Jane Poytner, founder and CEO of Space Perspective, has been dreaming of space flight her entire life and–if all goes according to plan–she’ll be taking the first cohort of civilians into space in 2024. And here’s where even more differences come in.
Space Perspective isn’t about rocketing up, floating around for an Instagram snap, and returning to earth in a few minutes. Poytner would like you to soak in the view from space. Which is why her company transports passengers into space via a large balloon at just 12 miles per hour (at that slow speed, there’s no ‘floating’ in space). And there’s a cocktail bar. This is a space party.
“When most people think about traveling to space they think about high G-forces and spacesuits and rockets and flames and The Right Stuff – and maybe it’s something for other people to do,” says Poytner, on a recent phone interview with Luxeicon from her office in Cape Canaveral, Florida. “So my co-founder (Taber MacCallum) and I have completely reimagined what spaceflight can be for people, and that starts with making it accessible.”
The balloon–which is a proven technology originally by NASA–gently floats passengers on a two-hour journey, culminating in “that incredible view that astronauts talk about as being deeply moving,” she explains. “That’s why we want to take people to space, to have that experience. Astronauts talk about it being life-changing for them.”

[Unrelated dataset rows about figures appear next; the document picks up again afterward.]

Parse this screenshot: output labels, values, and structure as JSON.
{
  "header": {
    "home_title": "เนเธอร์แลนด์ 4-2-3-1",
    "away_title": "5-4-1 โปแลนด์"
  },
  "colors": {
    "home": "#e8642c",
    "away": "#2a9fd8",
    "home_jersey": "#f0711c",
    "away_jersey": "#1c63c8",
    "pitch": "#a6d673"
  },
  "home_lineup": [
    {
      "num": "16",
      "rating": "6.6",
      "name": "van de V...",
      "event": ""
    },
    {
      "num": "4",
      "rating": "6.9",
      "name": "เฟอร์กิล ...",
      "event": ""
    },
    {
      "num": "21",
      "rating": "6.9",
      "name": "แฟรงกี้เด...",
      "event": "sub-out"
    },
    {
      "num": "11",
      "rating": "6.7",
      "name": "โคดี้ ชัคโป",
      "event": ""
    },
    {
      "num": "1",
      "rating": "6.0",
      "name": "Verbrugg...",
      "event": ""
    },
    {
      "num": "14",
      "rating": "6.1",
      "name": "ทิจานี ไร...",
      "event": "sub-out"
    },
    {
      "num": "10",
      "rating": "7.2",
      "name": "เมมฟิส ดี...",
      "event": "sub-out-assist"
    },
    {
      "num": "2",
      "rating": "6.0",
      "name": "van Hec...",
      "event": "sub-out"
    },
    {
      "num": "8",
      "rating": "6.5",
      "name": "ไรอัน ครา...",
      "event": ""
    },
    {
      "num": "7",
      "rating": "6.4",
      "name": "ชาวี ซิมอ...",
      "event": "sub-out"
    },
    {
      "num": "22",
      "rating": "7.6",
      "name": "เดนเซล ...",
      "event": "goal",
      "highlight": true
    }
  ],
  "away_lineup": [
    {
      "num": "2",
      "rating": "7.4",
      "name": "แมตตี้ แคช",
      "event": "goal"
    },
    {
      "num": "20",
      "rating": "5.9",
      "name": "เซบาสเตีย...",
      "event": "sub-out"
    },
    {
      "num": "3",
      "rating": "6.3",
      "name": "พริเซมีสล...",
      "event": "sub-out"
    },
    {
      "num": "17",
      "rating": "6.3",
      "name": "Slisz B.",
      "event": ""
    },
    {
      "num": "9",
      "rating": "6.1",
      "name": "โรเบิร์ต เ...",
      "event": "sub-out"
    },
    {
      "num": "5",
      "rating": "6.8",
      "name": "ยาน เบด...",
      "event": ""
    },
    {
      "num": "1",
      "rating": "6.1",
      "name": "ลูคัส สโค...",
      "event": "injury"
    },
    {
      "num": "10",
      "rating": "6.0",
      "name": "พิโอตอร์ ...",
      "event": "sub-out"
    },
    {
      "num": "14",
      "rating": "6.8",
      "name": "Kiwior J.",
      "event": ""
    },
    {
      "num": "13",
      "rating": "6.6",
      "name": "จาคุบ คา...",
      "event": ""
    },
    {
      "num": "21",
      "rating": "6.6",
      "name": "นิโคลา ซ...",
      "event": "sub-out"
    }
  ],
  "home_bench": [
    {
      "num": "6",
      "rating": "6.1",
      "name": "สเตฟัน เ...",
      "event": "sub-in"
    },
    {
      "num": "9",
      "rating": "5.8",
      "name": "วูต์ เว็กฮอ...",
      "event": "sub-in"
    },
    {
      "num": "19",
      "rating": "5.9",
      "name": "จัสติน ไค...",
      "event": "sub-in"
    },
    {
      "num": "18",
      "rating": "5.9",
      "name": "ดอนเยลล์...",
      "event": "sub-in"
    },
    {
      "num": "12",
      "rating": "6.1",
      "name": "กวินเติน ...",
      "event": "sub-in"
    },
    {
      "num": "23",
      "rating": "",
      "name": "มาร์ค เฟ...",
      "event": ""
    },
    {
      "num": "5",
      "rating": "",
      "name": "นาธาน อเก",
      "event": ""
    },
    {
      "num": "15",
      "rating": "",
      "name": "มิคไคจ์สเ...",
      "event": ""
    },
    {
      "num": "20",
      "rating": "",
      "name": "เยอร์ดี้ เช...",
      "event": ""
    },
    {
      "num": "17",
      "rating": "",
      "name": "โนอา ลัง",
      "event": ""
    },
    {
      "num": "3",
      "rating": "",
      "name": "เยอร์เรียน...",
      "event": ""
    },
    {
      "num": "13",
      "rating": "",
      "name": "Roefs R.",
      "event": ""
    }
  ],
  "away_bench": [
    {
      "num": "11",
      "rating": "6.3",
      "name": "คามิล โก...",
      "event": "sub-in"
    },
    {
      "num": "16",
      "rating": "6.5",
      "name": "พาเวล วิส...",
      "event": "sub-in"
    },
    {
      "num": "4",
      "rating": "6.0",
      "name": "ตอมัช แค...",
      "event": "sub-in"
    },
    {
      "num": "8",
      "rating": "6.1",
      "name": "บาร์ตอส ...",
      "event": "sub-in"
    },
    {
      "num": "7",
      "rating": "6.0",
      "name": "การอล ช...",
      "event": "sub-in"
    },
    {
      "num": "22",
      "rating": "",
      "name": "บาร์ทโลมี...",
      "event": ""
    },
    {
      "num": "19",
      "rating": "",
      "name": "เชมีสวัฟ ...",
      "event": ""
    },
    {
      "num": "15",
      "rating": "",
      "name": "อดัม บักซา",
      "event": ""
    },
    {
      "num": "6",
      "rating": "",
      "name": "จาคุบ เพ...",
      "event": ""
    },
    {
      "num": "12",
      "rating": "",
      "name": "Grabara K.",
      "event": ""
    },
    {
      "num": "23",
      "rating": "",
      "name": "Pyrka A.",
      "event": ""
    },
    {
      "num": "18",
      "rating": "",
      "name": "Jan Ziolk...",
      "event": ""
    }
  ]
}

“I was one of those kids who was reading Isaac Asimov under my blanket at night with my torch as we say in England. So science fiction really captured my imagination, because a lot of sci fi, particularly back then, it wasn’t dystopian, it was this incredibly inspiring view of the future, a great exploration of what a future could be and it just captivated my imagination.”
As an adult, Poytner was a crew member on Biosphere 2, a project that saw her and a crew of people living in a self-sustaining environment for two years. After that experience, which she says helped her to understand what it could be like to set up an environment in space, she founded Space Perspective.
Spaceship Neptune is zero emissions and carbon friendly–an important component as companies like Space Perspective look to the future of mainstream space travel.
For now, the company is focused on simply getting people to space to experience the incredible view. Space Perspective even employed an “Experience Coordinator” to enhance the journey. The space vessel holds eight people plus a pilot (and yes, there’s a bathroom) and, says Poytner, the experience coordinator can create the aforementioned space party for your group–or you can climb aboard for a more meditative experience.
“In the near term, we’re focused on the company name. We want to take people to have this quintessential astronaut experience [a ‘space perspective]. It will be life changing,” she says. “We’re going to be taking eventually hundreds of thousands of people to space and that will make it life changing. There will be a ripple effect.”
But as space travel is normalized, might Poytner have her eye on colonization?
“As a company we are very focused on the now. We’re still on track to start commercial flights at the end of 2024, but I am a huge proponent of going further,” says Poytner. “How amazing would it be one day for people to be able to live on Mars? And I don’t just mean living on Mars or the moon like you’re going on an incredibly uncomfortable camping trip for a couple of days, but thriving.”